Writing is so overwhelming. I've started multiple projects in the last eight weeks, and I'm not close to finishing a single one.
What it comes down to is the pressure of getting it right the first time…the anxiety from making your story fit all the formulas, remain engaging and cohesive, have the correct number of syllables is enough to make you cry and want to give up.
Crying and giving up is something I can be really good at.
And yet I want to be a writer…it's like an invisible rule that in order to write you have to be able to feel all emotions, interpret them on the most base level, portray them in the most complex, and on the outside remain tough as nails.
Do you think Ernest Hemingway ever cried over a rejection letter? No…in fact, he was probably never rejected due to the combination of raw, powerful talent, and the fear he struck into the hearts of editors when they became aware of his prowess with an elephant bazooka.
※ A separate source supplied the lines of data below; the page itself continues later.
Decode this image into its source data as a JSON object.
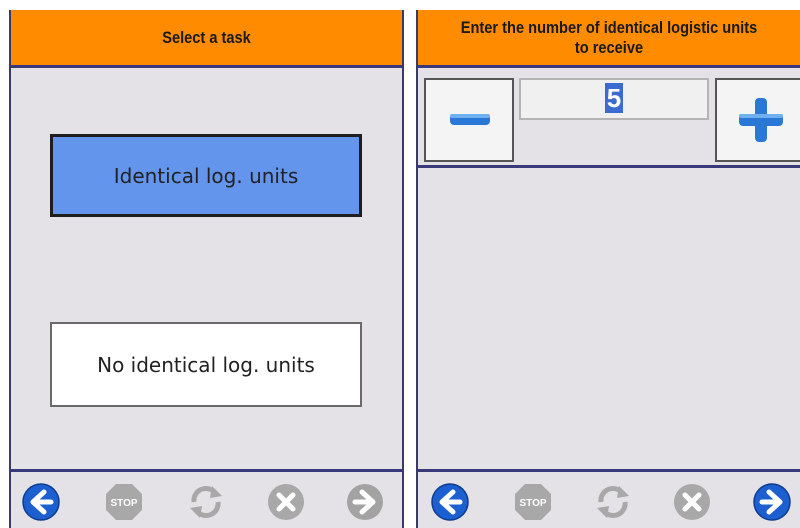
{
  "left_screen": {
    "title": "Select a task",
    "options": [
      {
        "label": "Identical log. units",
        "selected": true
      },
      {
        "label": "No identical log. units",
        "selected": false
      }
    ]
  },
  "right_screen": {
    "title": "Enter the number of identical logistic units to receive",
    "quantity": "5"
  },
  "footer": {
    "back_icon": "arrow-left-icon",
    "stop_label": "STOP",
    "refresh_icon": "refresh-icon",
    "cancel_icon": "cancel-icon",
    "next_icon": "arrow-right-icon"
  },
  "colors": {
    "header": "#ff8c00",
    "selected_button": "#6495ed",
    "screen_background": "#e4e2e6",
    "active_nav": "#1c5fd0",
    "disabled_nav": "#a3a3a3"
  }
}
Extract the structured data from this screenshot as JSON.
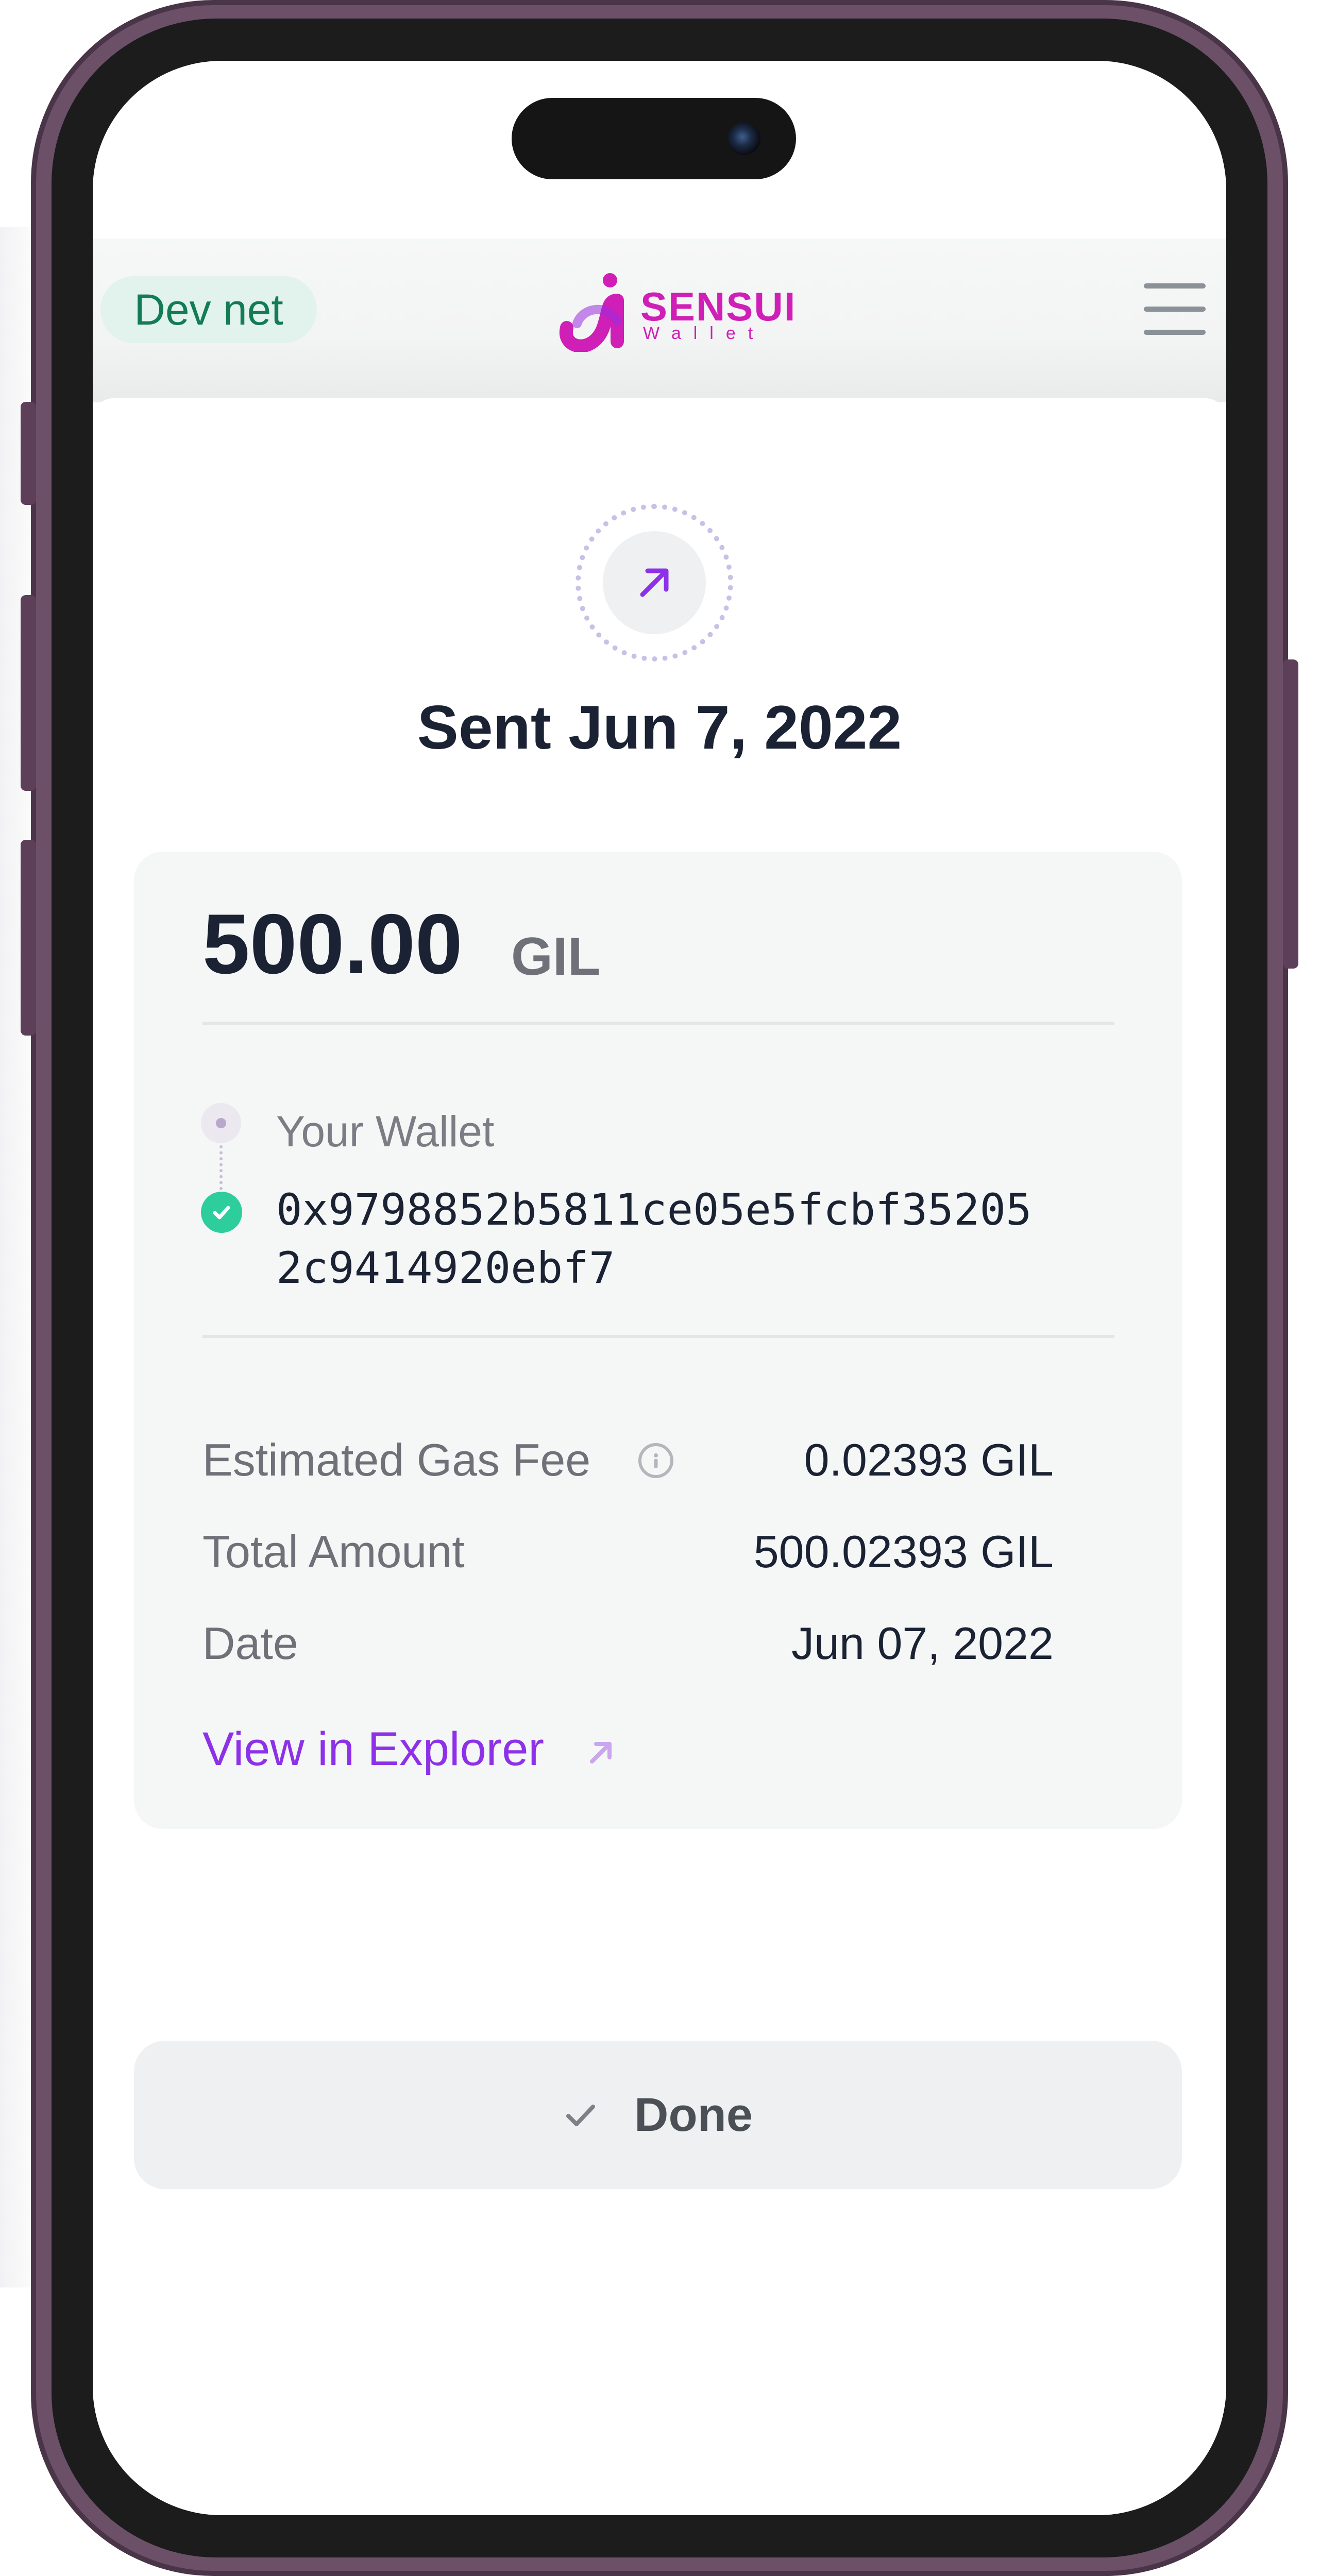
{
  "header": {
    "network_label": "Dev net",
    "logo_text": "SENSUI",
    "logo_subtext": "Wallet",
    "menu_icon": "hamburger-menu-icon"
  },
  "transaction": {
    "status_icon": "arrow-up-right-icon",
    "title": "Sent Jun 7, 2022",
    "amount": "500.00",
    "currency": "GIL",
    "from_label": "Your Wallet",
    "to_address_line1": "0x9798852b5811ce05e5fcbf35205",
    "to_address_line2": "2c9414920ebf7",
    "details": [
      {
        "label": "Estimated Gas Fee",
        "value": "0.02393 GIL"
      },
      {
        "label": "Total Amount",
        "value": "500.02393 GIL"
      },
      {
        "label": "Date",
        "value": "Jun 07, 2022"
      }
    ],
    "explorer_link": "View in Explorer"
  },
  "actions": {
    "done_label": "Done"
  },
  "colors": {
    "accent": "#8d31e8",
    "brand": "#cf1fb6",
    "success": "#2dcd9c",
    "network_text": "#137c56"
  }
}
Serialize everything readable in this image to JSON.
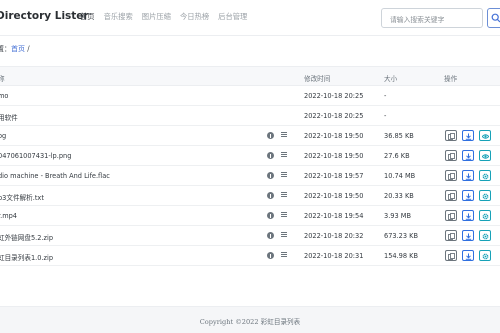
{
  "header": {
    "brand": "Directory Lister",
    "nav": [
      "首页",
      "音乐搜索",
      "图片压缩",
      "今日热榜",
      "后台管理"
    ],
    "active_nav": 0,
    "search_placeholder": "请输入搜索关键字"
  },
  "breadcrumb": {
    "prefix": "置：",
    "home": "首页",
    "separator": "/"
  },
  "table": {
    "columns": [
      "称",
      "修改时间",
      "大小",
      "操作"
    ],
    "rows": [
      {
        "name": "mo",
        "time": "2022-10-18 20:25",
        "size": "-",
        "type": "folder"
      },
      {
        "name": "用软件",
        "time": "2022-10-18 20:25",
        "size": "-",
        "type": "folder"
      },
      {
        "name": "og",
        "time": "2022-10-18 19:50",
        "size": "36.85 KB",
        "type": "file",
        "action3": "eye-icon"
      },
      {
        "name": "047061007431-lp.png",
        "time": "2022-10-18 19:50",
        "size": "27.6 KB",
        "type": "file",
        "action3": "eye-icon"
      },
      {
        "name": "dio machine - Breath And Life.flac",
        "time": "2022-10-18 19:57",
        "size": "10.74 MB",
        "type": "file",
        "action3": "gear-icon"
      },
      {
        "name": "p3文件解析.txt",
        "time": "2022-10-18 19:50",
        "size": "20.33 KB",
        "type": "file",
        "action3": "gear-icon"
      },
      {
        "name": "r.mp4",
        "time": "2022-10-18 19:54",
        "size": "3.93 MB",
        "type": "file",
        "action3": "gear-icon"
      },
      {
        "name": "虹外链网盘5.2.zip",
        "time": "2022-10-18 20:32",
        "size": "673.23 KB",
        "type": "file",
        "action3": "gear-icon"
      },
      {
        "name": "虹目录列表1.0.zip",
        "time": "2022-10-18 20:31",
        "size": "154.98 KB",
        "type": "file",
        "action3": "gear-icon"
      }
    ]
  },
  "footer": {
    "text": "Copyright ©2022 彩虹目录列表"
  },
  "colors": {
    "link": "#4470d6",
    "download": "#2f6fe0",
    "view": "#17a2b8"
  }
}
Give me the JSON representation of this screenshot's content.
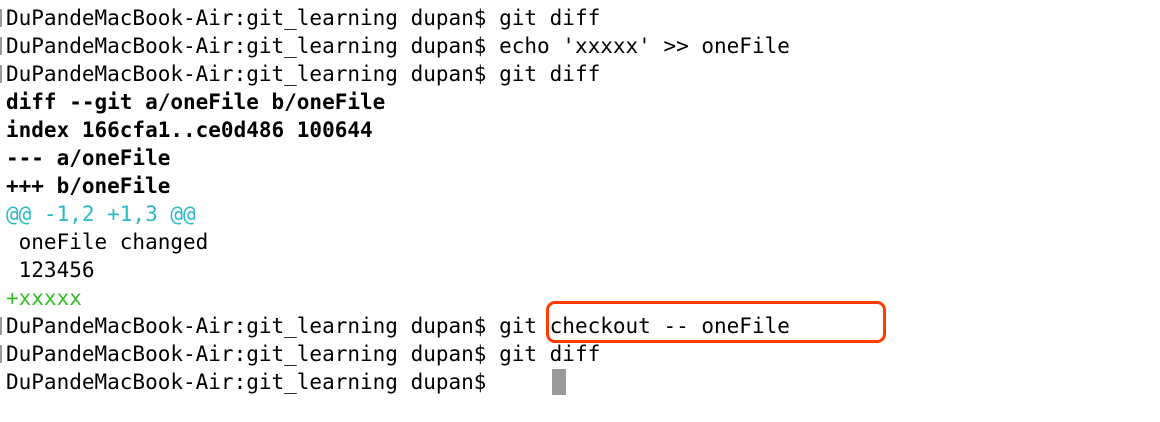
{
  "terminal": {
    "lines": [
      {
        "text": "DuPandeMacBook-Air:git_learning dupan$ git diff",
        "style": "prompt"
      },
      {
        "text": "DuPandeMacBook-Air:git_learning dupan$ echo 'xxxxx' >> oneFile",
        "style": "prompt"
      },
      {
        "text": "DuPandeMacBook-Air:git_learning dupan$ git diff",
        "style": "prompt"
      },
      {
        "text": "diff --git a/oneFile b/oneFile",
        "style": "diff-header"
      },
      {
        "text": "index 166cfa1..ce0d486 100644",
        "style": "diff-header"
      },
      {
        "text": "--- a/oneFile",
        "style": "diff-header"
      },
      {
        "text": "+++ b/oneFile",
        "style": "diff-header"
      },
      {
        "text": "@@ -1,2 +1,3 @@",
        "style": "hunk"
      },
      {
        "text": " oneFile changed",
        "style": "context"
      },
      {
        "text": " 123456",
        "style": "context"
      },
      {
        "text": "+xxxxx",
        "style": "added"
      },
      {
        "text": "DuPandeMacBook-Air:git_learning dupan$ git checkout -- oneFile",
        "style": "prompt"
      },
      {
        "text": "DuPandeMacBook-Air:git_learning dupan$ git diff",
        "style": "prompt"
      },
      {
        "text": "DuPandeMacBook-Air:git_learning dupan$ ",
        "style": "prompt"
      }
    ]
  },
  "colors": {
    "text": "#000000",
    "hunk": "#2bbac5",
    "added": "#34bc26",
    "cursor": "#9a9a9a",
    "highlight": "#ff3b00",
    "background": "#ffffff"
  }
}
The other thing I need to remind myself is nothing is ever right the first time…and if you think it is, you thought wrong. I've been horseback riding competitively since I was 6…I ought to know that your first trip into the ring might have felt perfect, but you could still clean up a few little nit-picky things or use more pace. Those corrections never bothered me: I'd go back in for round two and make them. No tears, no fuss, no worry about perfection or a Golden Globe. Why is writing so hard?
Why is something that essentially has no right or wrong answers so difficult? The mental wall that takes six years and expert repellers to scale.
I'd love to give myself the luxury of saying something like "the life of an artist is not one to be envied," or "ah, the tortured soul of the dramatist," but who am I kidding? I'm a kid with a laptop and a stack of notecards. Quit crying and get to work already.